The second was balancing the budget. And the third was an effective
battle against terrorism. "I said the only one of the major goals he
had not achieved was a war on terrorism," Morris says. (This is not a
recent recollection; Morris also described the conversation in his
1997 book, Behind the Oval Office.)

But Clinton never began, much less finished, a war on terrorism. Even
though Morris's polling showed the poll-sensitive president that the
American people supported tough action, Clinton demurred. Why?

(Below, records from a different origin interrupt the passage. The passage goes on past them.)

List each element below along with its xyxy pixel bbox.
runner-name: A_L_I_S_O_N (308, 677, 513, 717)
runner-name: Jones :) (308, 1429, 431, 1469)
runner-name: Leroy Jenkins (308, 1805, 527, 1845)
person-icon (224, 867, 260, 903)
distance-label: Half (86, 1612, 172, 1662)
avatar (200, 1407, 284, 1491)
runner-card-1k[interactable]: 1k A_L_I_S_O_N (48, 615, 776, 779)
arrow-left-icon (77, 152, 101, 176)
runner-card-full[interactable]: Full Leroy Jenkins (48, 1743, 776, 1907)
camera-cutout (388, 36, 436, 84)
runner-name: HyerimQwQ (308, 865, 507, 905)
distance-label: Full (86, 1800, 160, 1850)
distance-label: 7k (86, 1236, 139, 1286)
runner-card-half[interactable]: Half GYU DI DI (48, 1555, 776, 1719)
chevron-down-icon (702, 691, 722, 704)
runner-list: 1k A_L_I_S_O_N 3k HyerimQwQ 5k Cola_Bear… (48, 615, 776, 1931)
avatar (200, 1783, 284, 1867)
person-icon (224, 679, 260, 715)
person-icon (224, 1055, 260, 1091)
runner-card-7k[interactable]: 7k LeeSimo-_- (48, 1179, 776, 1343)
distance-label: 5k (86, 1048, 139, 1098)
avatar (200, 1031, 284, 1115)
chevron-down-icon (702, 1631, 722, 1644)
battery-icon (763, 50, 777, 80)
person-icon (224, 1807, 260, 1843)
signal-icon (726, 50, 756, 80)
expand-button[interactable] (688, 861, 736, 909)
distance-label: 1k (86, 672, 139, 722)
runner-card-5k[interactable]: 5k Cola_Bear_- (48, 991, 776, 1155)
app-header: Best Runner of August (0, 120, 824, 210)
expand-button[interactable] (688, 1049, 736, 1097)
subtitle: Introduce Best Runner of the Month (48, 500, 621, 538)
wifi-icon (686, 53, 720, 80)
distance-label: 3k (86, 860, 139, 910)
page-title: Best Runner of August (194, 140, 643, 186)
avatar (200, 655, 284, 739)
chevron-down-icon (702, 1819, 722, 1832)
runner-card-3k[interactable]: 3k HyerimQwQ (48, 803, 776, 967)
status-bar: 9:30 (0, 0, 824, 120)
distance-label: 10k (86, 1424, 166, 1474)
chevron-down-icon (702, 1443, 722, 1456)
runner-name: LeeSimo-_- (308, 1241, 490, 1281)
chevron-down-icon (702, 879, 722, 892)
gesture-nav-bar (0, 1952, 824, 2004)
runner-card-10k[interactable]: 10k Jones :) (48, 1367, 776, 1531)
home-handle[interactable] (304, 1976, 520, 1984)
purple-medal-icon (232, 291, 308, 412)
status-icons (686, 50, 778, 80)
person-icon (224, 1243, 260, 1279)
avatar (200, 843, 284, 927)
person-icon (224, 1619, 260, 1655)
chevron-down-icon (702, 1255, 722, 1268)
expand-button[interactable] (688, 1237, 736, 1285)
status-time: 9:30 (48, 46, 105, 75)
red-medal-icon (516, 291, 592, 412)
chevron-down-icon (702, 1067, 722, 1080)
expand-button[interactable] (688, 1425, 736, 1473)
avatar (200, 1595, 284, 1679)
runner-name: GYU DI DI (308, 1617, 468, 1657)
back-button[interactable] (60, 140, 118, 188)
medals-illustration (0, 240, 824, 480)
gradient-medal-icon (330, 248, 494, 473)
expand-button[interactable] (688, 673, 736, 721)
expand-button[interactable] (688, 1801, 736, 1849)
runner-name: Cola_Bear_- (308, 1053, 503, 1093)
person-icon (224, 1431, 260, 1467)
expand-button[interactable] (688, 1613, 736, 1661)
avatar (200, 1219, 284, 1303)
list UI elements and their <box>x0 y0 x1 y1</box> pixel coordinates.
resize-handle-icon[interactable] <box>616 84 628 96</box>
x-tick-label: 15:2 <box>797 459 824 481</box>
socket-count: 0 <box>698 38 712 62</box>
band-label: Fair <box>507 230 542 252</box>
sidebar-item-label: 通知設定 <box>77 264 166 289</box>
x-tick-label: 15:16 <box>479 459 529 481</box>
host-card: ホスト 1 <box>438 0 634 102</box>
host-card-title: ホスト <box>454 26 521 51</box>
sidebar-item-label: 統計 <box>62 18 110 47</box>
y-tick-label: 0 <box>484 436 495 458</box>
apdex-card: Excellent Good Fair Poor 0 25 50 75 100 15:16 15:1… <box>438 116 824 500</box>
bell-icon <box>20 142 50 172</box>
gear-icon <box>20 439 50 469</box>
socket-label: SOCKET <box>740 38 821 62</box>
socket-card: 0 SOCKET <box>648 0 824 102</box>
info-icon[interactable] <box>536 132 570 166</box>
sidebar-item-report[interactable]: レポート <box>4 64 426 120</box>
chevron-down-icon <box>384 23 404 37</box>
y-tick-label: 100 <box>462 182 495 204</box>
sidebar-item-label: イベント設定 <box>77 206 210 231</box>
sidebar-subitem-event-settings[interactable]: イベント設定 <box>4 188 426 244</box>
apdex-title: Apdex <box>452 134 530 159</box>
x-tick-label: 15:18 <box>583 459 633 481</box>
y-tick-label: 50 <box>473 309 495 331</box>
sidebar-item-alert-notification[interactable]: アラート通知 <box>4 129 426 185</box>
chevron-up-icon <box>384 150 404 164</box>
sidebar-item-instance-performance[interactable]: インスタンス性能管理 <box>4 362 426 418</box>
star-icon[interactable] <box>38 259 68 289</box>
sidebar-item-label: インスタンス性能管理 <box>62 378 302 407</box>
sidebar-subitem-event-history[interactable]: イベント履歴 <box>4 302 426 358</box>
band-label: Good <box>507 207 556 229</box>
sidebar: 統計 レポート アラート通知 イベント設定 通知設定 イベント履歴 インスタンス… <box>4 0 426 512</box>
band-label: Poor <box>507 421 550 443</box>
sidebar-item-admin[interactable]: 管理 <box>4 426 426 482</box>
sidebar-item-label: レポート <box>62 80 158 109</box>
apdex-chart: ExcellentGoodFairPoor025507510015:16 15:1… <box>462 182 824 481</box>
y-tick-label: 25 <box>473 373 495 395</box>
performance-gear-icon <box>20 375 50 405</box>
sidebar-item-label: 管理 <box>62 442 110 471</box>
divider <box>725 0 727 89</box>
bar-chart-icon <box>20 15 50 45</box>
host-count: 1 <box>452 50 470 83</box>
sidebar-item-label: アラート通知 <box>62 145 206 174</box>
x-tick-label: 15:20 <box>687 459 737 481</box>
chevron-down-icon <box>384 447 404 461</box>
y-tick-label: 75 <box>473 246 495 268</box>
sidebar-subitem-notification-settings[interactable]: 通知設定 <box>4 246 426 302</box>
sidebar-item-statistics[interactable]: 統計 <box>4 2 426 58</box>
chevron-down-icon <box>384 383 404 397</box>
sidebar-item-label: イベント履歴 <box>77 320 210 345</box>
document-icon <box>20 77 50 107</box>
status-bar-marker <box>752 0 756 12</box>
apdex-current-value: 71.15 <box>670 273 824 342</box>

"He had almost an allergy to using people in uniform," Morris
explains. "He was terrified of incurring casualties; the lessons of
Vietnam were ingrained far too deeply in him. He lacked a faith that
it would work, and I think he was constantly fearful of reprisals."
But there was more to it than that. "On another level, I just don't
think it was his thing," Morris says. "You could talk to him about
income redistribution and he would talk to you for hours and hours.
Talk to him about terrorism, and all you'd get was a series of
grunts."

And that is the key to understanding Bill Clinton's handling of the
terrorist threat that grew throughout his two terms in the White
House: It just wasn't his thing. Clinton was right when he said
history might care little about the prosperity of his era. Now, as he
tries to defend his record on terrorism, he appears to sense that he
will be judged harshly on an issue that is far more important than the
Nasdaq or 401(k) balances. He's right about that, too.